Une mobilisation qui passe très mal auprès des Russes: fuite à l’étranger et rumeurs d’automutilations

Alors que le ministère de la Défense veut rappeler 300.000 réservistes sous les drapeaux, le moral semble très bas pour ces Russes qui comprennent bien que cela signifie partir combattre en Ukraine. Les vols vers l’étranger affichent tous soudainement complet.

Ce mercredi matin, les médias russes ont diffusé une allocation du président Vladimir Poutine vraisemblablement enregistrée la veille, dans laquelle celui-ci a renouvelé ses menaces de surenchère militaire envers l’Occident, qu’il accuse de « planifier la destruction de la Russie et de recourir au chantage nucléaire. » Tout en martelant qu’il ne bluffait pas, le leader russe a aussi annoncé une mobilisation partielle des réservistes : « Le service militaire s’appliquera uniquement aux citoyens qui sont actuellement dans la réserve, en particulier ceux qui ont servi dans les forces armées, qui ont certaines professions militaires et une expérience pertinente » rapporte The Guardian. Pour rappel, l’armée russe fonctionne encore partiellement par conscription et environ un tiers de ses effectifs est constitué d’appelés enrôlés pour 12 mois, mais qui ne peuvent être déployés à l’étranger, sauf déclaration de guerre.

Objectif : 300.000 nouveaux soldats

Peu après l’annonce présidentielle, le ministère de la Défense a annoncé qu’il visait l’arrivée sous les drapeaux de 300.000 nouveaux soldats pour, selon son interprétation des faits, défendre les républiques séparatistes du Donbass, qui sont censées voter par référendum leur annexion par la Fédération de Russie cette semaine.

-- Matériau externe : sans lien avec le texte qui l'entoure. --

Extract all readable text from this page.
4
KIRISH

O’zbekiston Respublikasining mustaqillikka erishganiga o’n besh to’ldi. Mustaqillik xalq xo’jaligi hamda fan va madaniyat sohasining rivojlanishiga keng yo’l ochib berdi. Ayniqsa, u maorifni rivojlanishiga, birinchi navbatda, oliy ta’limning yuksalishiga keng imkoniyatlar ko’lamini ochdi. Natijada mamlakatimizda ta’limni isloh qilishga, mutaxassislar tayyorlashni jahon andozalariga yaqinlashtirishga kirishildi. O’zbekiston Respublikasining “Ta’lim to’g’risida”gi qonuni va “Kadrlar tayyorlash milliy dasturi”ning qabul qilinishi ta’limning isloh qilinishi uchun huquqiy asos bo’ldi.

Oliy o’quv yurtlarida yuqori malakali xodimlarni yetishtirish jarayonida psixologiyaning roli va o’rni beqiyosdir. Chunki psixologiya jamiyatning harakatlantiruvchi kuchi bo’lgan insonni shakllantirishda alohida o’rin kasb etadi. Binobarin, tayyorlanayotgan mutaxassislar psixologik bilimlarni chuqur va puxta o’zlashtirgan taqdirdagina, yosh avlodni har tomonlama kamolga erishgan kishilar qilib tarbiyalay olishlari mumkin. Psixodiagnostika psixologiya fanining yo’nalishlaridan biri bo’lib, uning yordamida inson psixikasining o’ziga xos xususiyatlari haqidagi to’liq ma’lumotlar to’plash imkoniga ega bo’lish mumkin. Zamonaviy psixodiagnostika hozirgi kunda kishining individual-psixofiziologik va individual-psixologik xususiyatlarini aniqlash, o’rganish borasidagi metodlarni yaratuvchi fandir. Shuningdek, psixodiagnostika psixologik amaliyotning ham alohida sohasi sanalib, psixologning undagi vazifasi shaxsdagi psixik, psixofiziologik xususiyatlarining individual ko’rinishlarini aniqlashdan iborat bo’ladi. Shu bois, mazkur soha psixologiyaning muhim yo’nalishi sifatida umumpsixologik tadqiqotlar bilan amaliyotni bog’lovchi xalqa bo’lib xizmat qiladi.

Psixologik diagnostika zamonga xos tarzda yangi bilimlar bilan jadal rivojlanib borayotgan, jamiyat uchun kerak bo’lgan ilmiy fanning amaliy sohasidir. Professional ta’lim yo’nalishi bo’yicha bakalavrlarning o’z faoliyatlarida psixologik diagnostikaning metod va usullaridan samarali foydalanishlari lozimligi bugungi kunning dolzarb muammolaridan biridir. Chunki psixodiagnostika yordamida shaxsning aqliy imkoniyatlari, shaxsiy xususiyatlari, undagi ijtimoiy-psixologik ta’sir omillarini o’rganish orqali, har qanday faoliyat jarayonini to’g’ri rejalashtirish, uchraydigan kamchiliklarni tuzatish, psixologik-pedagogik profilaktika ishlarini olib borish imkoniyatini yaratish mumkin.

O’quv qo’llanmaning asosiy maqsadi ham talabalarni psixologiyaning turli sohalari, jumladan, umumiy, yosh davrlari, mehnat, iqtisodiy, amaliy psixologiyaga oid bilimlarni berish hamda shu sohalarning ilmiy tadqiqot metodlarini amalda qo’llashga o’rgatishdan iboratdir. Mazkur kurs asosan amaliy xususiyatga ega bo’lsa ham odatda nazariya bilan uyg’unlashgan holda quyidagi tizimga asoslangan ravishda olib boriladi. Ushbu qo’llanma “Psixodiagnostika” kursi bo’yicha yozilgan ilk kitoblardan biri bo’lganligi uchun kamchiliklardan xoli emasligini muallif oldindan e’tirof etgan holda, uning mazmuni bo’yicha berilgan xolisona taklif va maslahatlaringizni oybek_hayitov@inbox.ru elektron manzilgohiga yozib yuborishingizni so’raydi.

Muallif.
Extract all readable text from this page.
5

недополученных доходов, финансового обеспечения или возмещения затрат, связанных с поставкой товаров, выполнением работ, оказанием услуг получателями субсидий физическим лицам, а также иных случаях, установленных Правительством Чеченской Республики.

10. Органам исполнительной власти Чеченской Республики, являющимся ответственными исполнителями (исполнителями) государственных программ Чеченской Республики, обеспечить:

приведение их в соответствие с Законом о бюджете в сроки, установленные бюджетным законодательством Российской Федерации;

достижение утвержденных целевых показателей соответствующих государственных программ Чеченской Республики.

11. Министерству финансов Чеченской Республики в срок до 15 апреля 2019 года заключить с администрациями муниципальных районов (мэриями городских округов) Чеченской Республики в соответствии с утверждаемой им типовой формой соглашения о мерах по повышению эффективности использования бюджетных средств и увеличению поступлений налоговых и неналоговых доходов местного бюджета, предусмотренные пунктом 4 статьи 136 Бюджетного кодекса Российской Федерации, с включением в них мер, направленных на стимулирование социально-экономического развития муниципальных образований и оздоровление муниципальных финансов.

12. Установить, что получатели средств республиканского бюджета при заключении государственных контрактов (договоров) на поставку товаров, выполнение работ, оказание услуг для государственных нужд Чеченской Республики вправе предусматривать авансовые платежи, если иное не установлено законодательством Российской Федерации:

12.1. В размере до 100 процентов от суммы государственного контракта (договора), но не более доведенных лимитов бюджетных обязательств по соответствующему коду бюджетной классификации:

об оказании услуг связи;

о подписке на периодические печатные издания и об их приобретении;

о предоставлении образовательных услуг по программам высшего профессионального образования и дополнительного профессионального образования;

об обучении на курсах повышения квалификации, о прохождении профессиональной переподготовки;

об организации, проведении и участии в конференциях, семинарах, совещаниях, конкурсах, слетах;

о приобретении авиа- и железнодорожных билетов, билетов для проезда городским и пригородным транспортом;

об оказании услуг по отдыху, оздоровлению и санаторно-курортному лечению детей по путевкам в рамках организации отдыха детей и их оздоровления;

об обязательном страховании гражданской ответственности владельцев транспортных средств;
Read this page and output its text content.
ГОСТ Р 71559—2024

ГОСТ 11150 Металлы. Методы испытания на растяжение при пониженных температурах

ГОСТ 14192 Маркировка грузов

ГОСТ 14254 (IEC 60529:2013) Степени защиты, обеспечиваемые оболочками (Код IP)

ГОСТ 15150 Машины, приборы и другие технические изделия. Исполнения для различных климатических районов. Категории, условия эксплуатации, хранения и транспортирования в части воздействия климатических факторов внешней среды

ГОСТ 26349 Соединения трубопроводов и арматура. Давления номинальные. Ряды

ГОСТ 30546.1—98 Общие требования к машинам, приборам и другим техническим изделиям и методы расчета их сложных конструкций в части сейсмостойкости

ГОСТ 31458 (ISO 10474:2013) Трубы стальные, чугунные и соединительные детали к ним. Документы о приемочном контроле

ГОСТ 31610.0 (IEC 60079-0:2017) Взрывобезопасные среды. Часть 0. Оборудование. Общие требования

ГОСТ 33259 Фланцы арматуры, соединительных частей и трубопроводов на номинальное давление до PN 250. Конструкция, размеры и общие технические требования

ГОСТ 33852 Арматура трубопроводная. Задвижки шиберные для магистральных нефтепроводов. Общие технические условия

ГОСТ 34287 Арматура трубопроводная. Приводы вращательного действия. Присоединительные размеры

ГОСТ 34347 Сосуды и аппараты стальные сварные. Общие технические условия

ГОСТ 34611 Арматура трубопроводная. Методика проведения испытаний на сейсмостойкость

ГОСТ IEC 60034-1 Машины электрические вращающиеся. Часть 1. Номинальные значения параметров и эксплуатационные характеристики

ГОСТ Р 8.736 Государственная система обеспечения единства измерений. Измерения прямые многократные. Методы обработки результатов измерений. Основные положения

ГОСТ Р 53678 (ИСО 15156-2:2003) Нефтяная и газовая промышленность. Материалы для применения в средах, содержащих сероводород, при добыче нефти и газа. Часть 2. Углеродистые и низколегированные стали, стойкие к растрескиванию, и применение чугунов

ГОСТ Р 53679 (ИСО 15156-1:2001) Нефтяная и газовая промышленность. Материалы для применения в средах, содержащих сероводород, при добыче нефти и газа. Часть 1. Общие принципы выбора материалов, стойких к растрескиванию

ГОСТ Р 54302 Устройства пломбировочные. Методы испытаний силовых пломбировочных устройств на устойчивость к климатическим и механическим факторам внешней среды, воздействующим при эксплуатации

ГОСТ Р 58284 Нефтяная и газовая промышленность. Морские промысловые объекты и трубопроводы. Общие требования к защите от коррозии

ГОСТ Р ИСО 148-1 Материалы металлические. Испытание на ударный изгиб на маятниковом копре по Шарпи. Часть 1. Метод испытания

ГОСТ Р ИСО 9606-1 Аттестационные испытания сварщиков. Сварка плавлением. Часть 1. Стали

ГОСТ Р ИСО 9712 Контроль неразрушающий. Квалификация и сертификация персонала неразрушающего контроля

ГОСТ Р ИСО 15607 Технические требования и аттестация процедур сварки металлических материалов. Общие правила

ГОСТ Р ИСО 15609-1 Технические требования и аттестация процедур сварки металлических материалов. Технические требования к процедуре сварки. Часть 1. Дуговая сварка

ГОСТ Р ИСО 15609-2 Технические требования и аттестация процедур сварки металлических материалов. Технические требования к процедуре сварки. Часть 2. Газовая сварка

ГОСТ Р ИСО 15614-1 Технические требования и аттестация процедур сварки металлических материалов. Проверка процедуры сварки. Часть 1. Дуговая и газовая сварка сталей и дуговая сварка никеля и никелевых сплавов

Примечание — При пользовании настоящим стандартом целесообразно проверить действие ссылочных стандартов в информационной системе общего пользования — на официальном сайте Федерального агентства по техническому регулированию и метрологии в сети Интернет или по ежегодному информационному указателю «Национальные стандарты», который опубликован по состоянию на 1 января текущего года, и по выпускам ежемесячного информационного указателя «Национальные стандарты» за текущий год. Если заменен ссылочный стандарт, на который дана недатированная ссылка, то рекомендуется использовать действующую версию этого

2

Le ministre de la Défense Sergueï Choïgou a, au passage, évoqué le sujet des pertes humaines de « l’opération spéciale » ; elles se limiteraient, selon lui, à 5.937 soldats. Il a également affirmé que 90% des personnes blessées lors de l’invasion avaient pu reprendre le travail. Un chiffre à comparer aux plus de 55.000 pertes que l’armée ukrainienne estime avoir infligées aux envahisseurs, même si ce chiffre est une estimation très haute, et qui ne distingue pas l’armée russe des milices séparatistes ou des groupes de mercenaires.

Ruée sur les aéroports

Quoiqu’il en soit, dans le pays, où circulaient apparemment déjà de nombreuses rumeurs alarmistes sur ce genre de mesure, l’ambiance n’en est pas vraiment à l’engouement patriotique et à la ferveur martiale. Alors que les modalités exactes de cette mobilisation ne sont pas encore connues, plusieurs observateurs du conflit signalent une forte hausse des réservations de vols vers les quelques destinations étrangères encore accessibles aux citoyens russes. Parmi elles la Turquie, mais aussi l’Arménie, pourtant aussi en guerre contre l’Azerbaïdjan voisin. D’autres semblent opter pour la Biélorussie, accessible sans visa pour les Russes. De là à espérer plus facilement rejoindre l’Union européenne, et ce malgré que le pays soit de facto dirigé depuis Moscou, il n’y a qu’un pas que beaucoup veulent visiblement tenter.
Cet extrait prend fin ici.